Moto2 at Jerez was another cracker of a race even though it got red-flagged at the first attempt when Shoya Tomizawa tagged the back of Simone Corsi – sending the pair of them down.
Tomizawa's clutch cover hit the deck and immediately ground a hole, sending oil, under pressure, all over the track and into the line of the remaining 38 riders. A total of seven others crashed and the race was stopped.
But here is where the story of luck and great team work starts.
Tomizawa's damaged crank cover © autosport.com
Tomizawa-san picked up his bike, and knowing that the metal had worn through and oil had been lost from the crackcase (no more oil pressure) he limped the Suter chassis back to the Technomag garage.
The team's first thought was that they couldn't change the cover because it was sealed to stop people tampering with the controlled Honda 600cc engine, and even if they could change it, would there be time... and where was another cover anyway?
As luck would have it, the GEO Technology crew who look after the Honda engines were in the same garage so they literally handed the Tomizawa crew another cover as the damage was discovered.
With the clock ticking before the restart, the cover was replaced under the watchful eye of the GEO Technology guys as they have the power to break the lead seals on the engines just as the chief scrutineer Mike Webb does.
They replaced the foot peg, gear shifter and topped up the oil – about a litre. The fairing was taped up and clutch lever left a little short as the pitlane was about to close.
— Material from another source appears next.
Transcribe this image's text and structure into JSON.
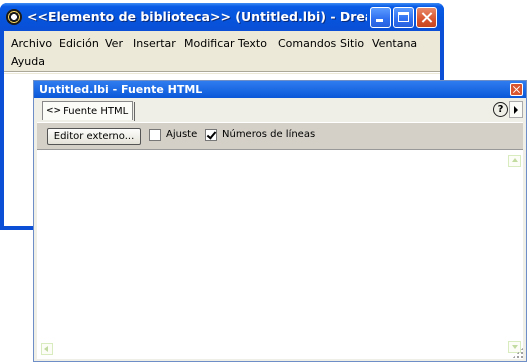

"I have no idea how long we were working on the bike for but we were so very lucky that GEO were just four metres away. If they'd been at the other end of the paddock then we wouldn't have done it," said Gilles Bigot, crew chief for the #48 Japanese.
Quizzed as to why the bike didn't have protective covers over each side of the crankcases, Bigot said they weren't happy with any on offer. Whatever he thought, they certainly would have been better than nothing.
Luck was on the team's side in Jerez, but at other times there is no luck involved at all for it.
For those of you who don't remember, Gilles worked with Alex Criville at Repsol Honda, guiding him to the 1999 500cc world championship, so he knows one end of a bike to the other, but is he enjoying it?
"It's different because we all knew that Alex was fast." Insinuating that they took a risk with Shoya.
Shoya Tomizawa won in Qatar as Moto2 made its debut © Sutton
"We're bottom of the list with money and resources so no one expected our team to be competitive. We chose Shoya at Motegi in 2008 for the 2009 season on a 250 at world level.
"In January that year I went to pick him up from Marseille airport and all I remember was him taking pictures of everything like we do when we go to Japan. It was more than different for him; he'd never been out of Japan.
"No one noticed him last year but it's that same old story of some people coming up to you and saying well done, because they know what kind of bike a rider actually has.
"We had a €30,000 [bike] against bikes worth €1m and he was only 0.3 seconds off them!"
The Moto2 rules changed and were pushed through for the 2010 season.
"In January this year we put him on a four stroke bike for the first time. It was a standard Honda CBR 600 but only for a day," explains Bigot. "After a life on strokers, he came in and said, 'this is very interesting...' You know, he's very curious about things and thinks so much in his head about everything, but not in a boring way. He takes everything in.
"The next day we put him on a Suter chassis [the one now used for racing] with still a standard CBR 600 engine in it. We then went to the Barcelona test with that package and just 112bhp, but he was fast there."
Tomizawa-san won the first race of the new era, putting his name into the record books, but a spill at Jerez during practice nearly spoiled his race weekend, let alone the good fortune he favoured that got him back out for the restarted Moto2 race.
"When he came in after the practice crash he was very careful as it could have been full of stones and rubbish. He took six minutes to get back to the pits, that's all the time it took.
"I told him not to go mad in the early stages of the race as there would be some crazy guys out there. He's better on worn tyres than others so the end of the race is better for him. Then when I saw him hit Corsi I thought that was it. But... we got him out in I-don't-know-what-time for the second race. He crashed and got away with it – he learnt a lesson today – but that didn't stop him coming back after the race and apologising for second place!"
Tomizawa leads the Moto2 championship with a win and a second place, but by all accounts from Gilles Bigot, it may well be the others who are taking lessons from the new Japanese star in grand prix racing.